City of Veils
by Zoë Ferraris
Little, Brown and Company | August 2010 | 389 pages | $24.99
Reviewed by Jill Noel Shreve
“There was no ringing in his ears, but the brutality of the scene made his skin prickle.” In her second novel, City of Veils, the sequel to her first, Finding Nouf, Zoë Ferraris introduces Detective Inspector Osama Ibrahim against this backdrop of a female’s mutilated, murdered, beached body. Ibrahim stands on the shore alongside the coroner. Both wonder how this woman’s body washed up and how she died.
Set in Jeddah, Saudi Arabia, Ferraris invites the audience to step into this world of Ibrahim’s and journey with him on a quest to find the murdered woman’s identity and killer. Up front, Ibrahim seems hopeless. “Osama began to feel the dread of having to deal with Missing Persons. The reports were almost all of women—housemaids…” He doesn’t believe their team stands a chance in solving this case, especially in a sea of second-class, covered faces.
But then a lab technician, Katya, a woman in the coroner’s office, enters the picture. Because of her tenacity and perseverance, along with the help of her friend Nayir, Katya discovers the murdered woman’s identity, Leila Nawar. And Leila Nawar isn’t a housemaid at all, like Ibrahim suspected. Katya discovers Leila is a filmmaker and not just any filmmaker; Leila has filmed controversial things like “abused housemaids, sex slaves, and men who married twenty wives,” among other things. And it looks like Leila made a lot of enemies throughout her career.
It’s a perfect incentive for a murder, but an investigative team’s nightmare.
Ibrahim, Katya and Nayir aren’t the only ones involved in the aftermath of Leila Nawar’s death. Early on in the novel, Ferraris also weaves in a second narrative involving an American couple, the Walkers. Sitting on a plane, Miriam Walker seems less than thrilled to be flying from New York back to Jeddah, where she and her husband, Eric Walker, have made a home. And while on the plane, Miriam encounters Apollo Mabus, an erudite academic who, from his debut, seems villainous. With a cast and a plot like this, Ferraris ignites fervor in her audience, a fervor that keeps them turning pages to find out who killed Leila.
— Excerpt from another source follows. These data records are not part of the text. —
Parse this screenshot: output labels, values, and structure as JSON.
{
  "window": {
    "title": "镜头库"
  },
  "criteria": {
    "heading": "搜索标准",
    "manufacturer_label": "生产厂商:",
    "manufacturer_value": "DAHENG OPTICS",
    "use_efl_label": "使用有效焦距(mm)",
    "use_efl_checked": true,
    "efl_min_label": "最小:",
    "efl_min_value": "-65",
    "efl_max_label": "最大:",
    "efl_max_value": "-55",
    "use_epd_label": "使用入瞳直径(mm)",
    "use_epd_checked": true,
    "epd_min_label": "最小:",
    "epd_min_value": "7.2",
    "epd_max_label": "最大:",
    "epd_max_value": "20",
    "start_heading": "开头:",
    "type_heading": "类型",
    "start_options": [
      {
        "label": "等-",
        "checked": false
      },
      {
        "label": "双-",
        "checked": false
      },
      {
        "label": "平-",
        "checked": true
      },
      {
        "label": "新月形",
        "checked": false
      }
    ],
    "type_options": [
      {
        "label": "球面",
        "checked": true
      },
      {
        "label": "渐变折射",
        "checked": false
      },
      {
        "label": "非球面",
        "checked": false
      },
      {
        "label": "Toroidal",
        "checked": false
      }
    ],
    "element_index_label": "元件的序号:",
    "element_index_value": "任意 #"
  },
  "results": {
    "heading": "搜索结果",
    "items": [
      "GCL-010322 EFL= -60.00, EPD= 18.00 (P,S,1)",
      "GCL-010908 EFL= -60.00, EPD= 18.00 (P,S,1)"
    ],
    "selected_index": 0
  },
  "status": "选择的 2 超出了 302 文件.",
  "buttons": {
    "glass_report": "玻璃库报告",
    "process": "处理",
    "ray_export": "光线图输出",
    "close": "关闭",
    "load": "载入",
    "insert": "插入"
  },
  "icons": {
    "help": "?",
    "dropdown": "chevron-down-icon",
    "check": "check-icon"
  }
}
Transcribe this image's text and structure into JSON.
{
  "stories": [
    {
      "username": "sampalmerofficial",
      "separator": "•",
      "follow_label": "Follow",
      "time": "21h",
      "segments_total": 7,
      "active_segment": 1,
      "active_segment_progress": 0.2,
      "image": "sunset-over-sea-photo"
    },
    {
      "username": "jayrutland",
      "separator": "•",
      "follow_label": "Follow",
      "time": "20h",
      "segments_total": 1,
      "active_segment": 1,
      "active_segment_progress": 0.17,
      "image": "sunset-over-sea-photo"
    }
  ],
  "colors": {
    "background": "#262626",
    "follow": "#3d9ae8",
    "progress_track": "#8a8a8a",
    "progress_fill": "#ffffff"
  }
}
But the charm of City of Veils isn’t just that it’s a whodunit-story. Ferraris offers her audience a literary experience. With texture and fullness, she illustrates the desert with its ridiculous temperatures and jaw-dropping sandstorms. She shows the people and their devotion to religion with strict prayer times and recitations. She illustrates the culture of Jeddah including the aromas of food and familial structures, and all of these contribute to the depth of this piece of literature. But the thing Ferraris hones in on and exploits best is the treatment of women in this culture.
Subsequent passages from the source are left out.